4. Permissions requested in the manifest

Permission	Justification
devtools	Required to register a custom panel in DevTools.
storage	Saves local preferences (theme, active panel) via chrome.storage.local.
scripting (optional)	Injects the hook bridge only in pages with the __ARQEL_DEV__ flag.

The extension does not request: tabs, history, cookies, webRequest, <all_urls> host permissions, nativeMessaging, identity, or any permission that grants cross-origin content access.

---

5. DEV-only mode — layered protection

The bridge injection only happens when all of the following are true:

1. The application imported @arqel-dev/react/dev (separate subpath, removed from the production bundle via tree-shaking).
2. process.env.NODE_ENV === 'development'.
3. window.__ARQEL_DEV__ === true (set explicitly by the developer).

In production, even with the extension installed, it stays inert — the DevTools panel shows the message "No Arqel application detected on this tab".

---

6. Data sharing

The extension does not share data. There are no third parties, no embedded analytics SDK, no "anonymized usage statistics opt-in". The model is binary: zero collection.

If a future version ever considers adding optional telemetry (e.g., to understand most-used features), we will:

• Announce it in the changelog before release.
• Make it explicitly opt-in (default: off).
• Update this policy with a new version and effective date.
• Clearly document the collected fields.

Today this does not exist and is not planned for v0.8.x.

---

7. Cookies, local storage, and tracking

The extension does not use cookies. The only storage is chrome.storage.local, containing only:

• arqel_devtools_theme — "light" | "dark" (visual preference).
• arqel_devtools_active_panel — string identifying the last-opened tab.

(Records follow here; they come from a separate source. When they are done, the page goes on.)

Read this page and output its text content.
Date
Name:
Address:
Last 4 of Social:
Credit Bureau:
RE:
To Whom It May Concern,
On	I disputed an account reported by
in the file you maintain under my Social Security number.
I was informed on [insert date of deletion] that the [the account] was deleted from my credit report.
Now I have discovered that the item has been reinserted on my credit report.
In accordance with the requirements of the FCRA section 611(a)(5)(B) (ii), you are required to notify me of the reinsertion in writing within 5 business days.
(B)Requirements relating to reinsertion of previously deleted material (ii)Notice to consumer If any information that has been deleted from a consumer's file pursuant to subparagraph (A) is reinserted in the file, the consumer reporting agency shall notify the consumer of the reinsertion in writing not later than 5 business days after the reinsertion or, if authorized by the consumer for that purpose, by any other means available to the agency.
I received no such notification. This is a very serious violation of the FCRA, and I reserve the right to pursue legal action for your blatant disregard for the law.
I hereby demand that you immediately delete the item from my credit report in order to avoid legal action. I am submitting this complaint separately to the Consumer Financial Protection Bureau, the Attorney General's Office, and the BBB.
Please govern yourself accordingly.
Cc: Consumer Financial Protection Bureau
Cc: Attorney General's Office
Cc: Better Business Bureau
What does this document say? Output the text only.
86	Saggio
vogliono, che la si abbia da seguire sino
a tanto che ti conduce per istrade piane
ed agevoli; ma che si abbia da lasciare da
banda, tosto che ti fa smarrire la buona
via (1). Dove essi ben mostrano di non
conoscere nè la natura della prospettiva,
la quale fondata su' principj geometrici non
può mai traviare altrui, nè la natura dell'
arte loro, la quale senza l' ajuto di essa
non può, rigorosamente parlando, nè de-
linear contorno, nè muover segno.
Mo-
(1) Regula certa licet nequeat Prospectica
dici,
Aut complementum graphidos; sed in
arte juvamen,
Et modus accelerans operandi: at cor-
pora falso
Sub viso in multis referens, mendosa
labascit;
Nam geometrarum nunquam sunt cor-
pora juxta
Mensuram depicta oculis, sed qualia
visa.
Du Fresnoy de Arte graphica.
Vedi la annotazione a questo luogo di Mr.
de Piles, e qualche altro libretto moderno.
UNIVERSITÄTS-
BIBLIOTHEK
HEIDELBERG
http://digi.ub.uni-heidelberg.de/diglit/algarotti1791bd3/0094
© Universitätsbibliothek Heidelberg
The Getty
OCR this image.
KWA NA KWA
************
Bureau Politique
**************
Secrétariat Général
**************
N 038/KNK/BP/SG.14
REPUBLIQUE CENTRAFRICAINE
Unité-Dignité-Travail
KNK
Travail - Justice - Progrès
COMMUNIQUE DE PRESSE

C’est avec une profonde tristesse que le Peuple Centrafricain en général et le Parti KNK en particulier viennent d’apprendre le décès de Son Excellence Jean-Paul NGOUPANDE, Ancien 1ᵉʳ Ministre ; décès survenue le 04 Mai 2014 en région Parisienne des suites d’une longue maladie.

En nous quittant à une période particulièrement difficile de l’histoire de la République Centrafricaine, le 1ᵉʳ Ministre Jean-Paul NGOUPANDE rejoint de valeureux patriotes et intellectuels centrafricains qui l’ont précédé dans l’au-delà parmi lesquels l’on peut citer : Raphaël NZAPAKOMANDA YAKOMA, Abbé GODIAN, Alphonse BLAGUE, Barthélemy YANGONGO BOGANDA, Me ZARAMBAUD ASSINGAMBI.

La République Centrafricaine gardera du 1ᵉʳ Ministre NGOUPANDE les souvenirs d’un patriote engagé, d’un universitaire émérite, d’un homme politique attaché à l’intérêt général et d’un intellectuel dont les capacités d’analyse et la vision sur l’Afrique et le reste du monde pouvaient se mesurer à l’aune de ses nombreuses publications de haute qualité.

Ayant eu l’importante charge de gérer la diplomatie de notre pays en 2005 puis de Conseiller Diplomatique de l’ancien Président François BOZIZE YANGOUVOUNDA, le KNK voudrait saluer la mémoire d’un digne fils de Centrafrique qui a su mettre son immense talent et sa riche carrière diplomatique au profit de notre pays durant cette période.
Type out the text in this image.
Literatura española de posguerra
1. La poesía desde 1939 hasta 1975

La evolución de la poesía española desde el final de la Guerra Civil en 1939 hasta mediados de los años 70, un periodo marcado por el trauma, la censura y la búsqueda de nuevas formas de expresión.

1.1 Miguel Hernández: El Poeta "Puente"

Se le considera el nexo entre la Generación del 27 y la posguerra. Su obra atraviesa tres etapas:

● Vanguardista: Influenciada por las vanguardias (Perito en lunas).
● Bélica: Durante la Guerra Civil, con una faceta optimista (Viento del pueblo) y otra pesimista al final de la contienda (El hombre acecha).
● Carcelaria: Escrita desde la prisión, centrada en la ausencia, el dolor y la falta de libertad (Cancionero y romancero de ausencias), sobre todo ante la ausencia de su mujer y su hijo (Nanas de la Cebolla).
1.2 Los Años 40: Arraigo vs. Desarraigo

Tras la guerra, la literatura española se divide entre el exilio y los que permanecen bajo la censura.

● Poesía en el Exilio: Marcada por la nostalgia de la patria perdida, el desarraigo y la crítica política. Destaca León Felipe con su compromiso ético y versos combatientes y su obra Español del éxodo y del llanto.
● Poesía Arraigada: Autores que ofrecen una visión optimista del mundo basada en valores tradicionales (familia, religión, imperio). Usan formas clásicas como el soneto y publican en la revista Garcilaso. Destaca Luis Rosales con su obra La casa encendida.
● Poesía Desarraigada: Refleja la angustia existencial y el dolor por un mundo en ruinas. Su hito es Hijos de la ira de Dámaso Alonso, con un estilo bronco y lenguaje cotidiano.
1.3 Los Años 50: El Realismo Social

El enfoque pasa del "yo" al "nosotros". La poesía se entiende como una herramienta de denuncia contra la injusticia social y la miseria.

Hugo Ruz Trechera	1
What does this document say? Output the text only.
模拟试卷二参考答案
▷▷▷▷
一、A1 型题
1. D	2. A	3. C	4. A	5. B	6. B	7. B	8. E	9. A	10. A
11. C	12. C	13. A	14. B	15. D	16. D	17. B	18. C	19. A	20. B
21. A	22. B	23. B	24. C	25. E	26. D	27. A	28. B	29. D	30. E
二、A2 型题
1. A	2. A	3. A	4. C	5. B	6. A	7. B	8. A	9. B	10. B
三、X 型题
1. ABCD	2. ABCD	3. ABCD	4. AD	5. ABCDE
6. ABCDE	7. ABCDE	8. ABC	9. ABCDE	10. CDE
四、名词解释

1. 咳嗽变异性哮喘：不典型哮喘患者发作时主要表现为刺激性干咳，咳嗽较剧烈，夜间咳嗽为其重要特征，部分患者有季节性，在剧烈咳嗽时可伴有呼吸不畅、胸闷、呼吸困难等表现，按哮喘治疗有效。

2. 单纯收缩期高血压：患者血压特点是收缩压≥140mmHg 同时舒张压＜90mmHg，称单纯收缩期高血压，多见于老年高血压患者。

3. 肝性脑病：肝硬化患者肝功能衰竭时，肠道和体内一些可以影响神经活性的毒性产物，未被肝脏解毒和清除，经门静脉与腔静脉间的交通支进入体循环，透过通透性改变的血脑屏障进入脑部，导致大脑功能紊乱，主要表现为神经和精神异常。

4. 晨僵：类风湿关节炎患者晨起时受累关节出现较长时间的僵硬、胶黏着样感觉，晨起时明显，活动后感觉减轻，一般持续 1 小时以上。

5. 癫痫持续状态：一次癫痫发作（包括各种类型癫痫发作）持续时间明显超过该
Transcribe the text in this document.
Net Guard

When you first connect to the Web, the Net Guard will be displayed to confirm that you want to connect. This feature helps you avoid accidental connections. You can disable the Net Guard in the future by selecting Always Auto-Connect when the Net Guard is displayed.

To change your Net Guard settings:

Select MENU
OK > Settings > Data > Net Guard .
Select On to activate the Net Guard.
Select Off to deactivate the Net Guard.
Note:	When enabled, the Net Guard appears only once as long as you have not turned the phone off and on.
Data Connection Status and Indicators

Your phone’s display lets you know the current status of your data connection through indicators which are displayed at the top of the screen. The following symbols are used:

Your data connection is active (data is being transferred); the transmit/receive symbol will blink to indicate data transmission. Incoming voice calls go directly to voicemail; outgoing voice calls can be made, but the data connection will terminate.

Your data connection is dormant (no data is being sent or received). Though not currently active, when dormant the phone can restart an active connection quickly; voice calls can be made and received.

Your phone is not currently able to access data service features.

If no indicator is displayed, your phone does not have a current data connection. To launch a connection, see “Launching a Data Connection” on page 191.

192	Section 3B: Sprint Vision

This data never leaves the device.

---

8. Security

• The extension is open-source (MIT) — code auditable at https://github.com/arqel-dev/arqel/tree/main/packages-js/devtools-extension.
• Builds are reproducible via pnpm build.
• Source maps ship with the Web Store package, satisfying Mozilla AMO's reviewable-code requirement when minification is involved.
• No runtime dependencies — only React (already present in the DevTools host).

---

9. How to remove the extension

At any time, with no data loss (since there is no data):

• Chrome/Edge: chrome://extensions → find "Arqel DevTools" → "Remove".
• Firefox: about:addons → "Extensions" → gear next to "Arqel DevTools" → "Remove".

The extension's chrome.storage.local is wiped automatically by the browser on uninstall.

---

10. Children

The extension is a professional development tool. It is not directed at children under 13 and does not collect data that could identify age.

---

11. Changes to this policy

Any material change will be published in:

• This file (with a version bump and a new effective date).
• CHANGELOG.md at the monorepo root.
• Web Store release notes.

The previous version is preserved through git history.

---

12. Contact

• Issues: https://github.com/arqel-dev/arqel/issues
• Email: security@arqel.dev (privacy/security questions only).
• Responsible disclosure: see SECURITY.md at the monorepo root.

---

Last revised: 2026-05-01 • Next planned revision: with the v0.9.0 release or upon a material change.